Bulawayo was once known as the City of Kings in reference to its industrial might. Now , inadequate wages and massive company closures have forced residents to resort to urban farming to supplement their food stocks.
Radio VOP (Voice of the People) from Zimbabwe recently interviewed Bulawayo residents. Following are some of the responses:
I woke up as early as 5 am today to start preparing land for farming here because failure to do so I may find myself starving come next year,” said a 65 year-old grandmother.
She said following the collapse of industry in Bulawayo, her married children were finding it hard to fend for their families, left her alone, leaving her to starve.
Another resident, Nobubelo Tshuma said she hoped city authorities would not destroy their fields as they are used to doing.
“We pray to our city authorities not to destroy our maize,” she said. Urban farming is illegal under city by-laws. However, it has been common practice among Bulawayo residents and other parts of the country following the collapse of the industry.
A Bulawayo resident works to grow food at an urban garden plot – the only activity that stands between eating or starving.
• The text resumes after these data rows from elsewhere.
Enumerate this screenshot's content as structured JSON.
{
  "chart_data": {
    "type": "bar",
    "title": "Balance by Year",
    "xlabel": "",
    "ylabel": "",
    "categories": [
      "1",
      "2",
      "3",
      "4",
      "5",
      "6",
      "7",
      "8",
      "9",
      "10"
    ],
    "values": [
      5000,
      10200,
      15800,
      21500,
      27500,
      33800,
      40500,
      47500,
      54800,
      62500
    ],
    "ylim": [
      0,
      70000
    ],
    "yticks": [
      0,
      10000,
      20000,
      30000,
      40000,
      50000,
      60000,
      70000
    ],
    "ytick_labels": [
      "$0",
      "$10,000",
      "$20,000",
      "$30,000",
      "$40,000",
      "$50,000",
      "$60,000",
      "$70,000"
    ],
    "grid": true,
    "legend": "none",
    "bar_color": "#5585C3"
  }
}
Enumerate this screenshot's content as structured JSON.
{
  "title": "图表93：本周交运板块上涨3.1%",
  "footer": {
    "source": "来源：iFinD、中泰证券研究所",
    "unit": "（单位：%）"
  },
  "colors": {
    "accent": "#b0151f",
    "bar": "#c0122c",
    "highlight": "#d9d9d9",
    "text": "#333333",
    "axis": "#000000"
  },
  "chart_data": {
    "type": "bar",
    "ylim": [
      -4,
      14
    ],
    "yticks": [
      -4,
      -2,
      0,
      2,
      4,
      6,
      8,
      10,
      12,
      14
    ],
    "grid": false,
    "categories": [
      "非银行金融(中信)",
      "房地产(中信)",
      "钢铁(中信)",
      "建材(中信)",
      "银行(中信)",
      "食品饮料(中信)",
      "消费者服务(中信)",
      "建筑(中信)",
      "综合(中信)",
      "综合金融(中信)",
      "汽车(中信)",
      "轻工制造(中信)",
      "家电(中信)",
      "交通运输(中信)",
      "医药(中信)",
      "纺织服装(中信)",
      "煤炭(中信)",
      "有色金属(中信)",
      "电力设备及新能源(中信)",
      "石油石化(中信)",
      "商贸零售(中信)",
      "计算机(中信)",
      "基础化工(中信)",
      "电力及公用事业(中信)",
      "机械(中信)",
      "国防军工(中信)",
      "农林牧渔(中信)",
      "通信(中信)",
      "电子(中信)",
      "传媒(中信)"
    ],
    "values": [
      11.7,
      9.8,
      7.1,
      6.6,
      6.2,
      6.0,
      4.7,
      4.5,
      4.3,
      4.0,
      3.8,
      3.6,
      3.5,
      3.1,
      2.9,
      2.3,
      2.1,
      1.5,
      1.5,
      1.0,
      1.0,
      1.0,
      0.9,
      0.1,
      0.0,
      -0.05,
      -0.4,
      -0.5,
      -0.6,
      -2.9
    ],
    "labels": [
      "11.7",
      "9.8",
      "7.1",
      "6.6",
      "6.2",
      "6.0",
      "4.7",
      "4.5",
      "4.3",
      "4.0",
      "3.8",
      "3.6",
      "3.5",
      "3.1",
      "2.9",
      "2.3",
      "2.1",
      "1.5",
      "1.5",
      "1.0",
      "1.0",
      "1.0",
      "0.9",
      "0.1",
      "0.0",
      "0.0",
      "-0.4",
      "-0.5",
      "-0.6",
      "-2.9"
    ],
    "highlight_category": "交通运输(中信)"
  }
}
The financial mechanisms of the nation (Zimbabwe) are unable to facilitate the organization of labor and production in a way that sustains the country. High unemployment (90 percent) means the government has limited opportunity to tax wages to run government. Estimates are in America that the financial mechanisms of this nation fall short of constructively employing some 50 million people – leaving large swaths of poverty. Zimbabwe has only 14 million residents.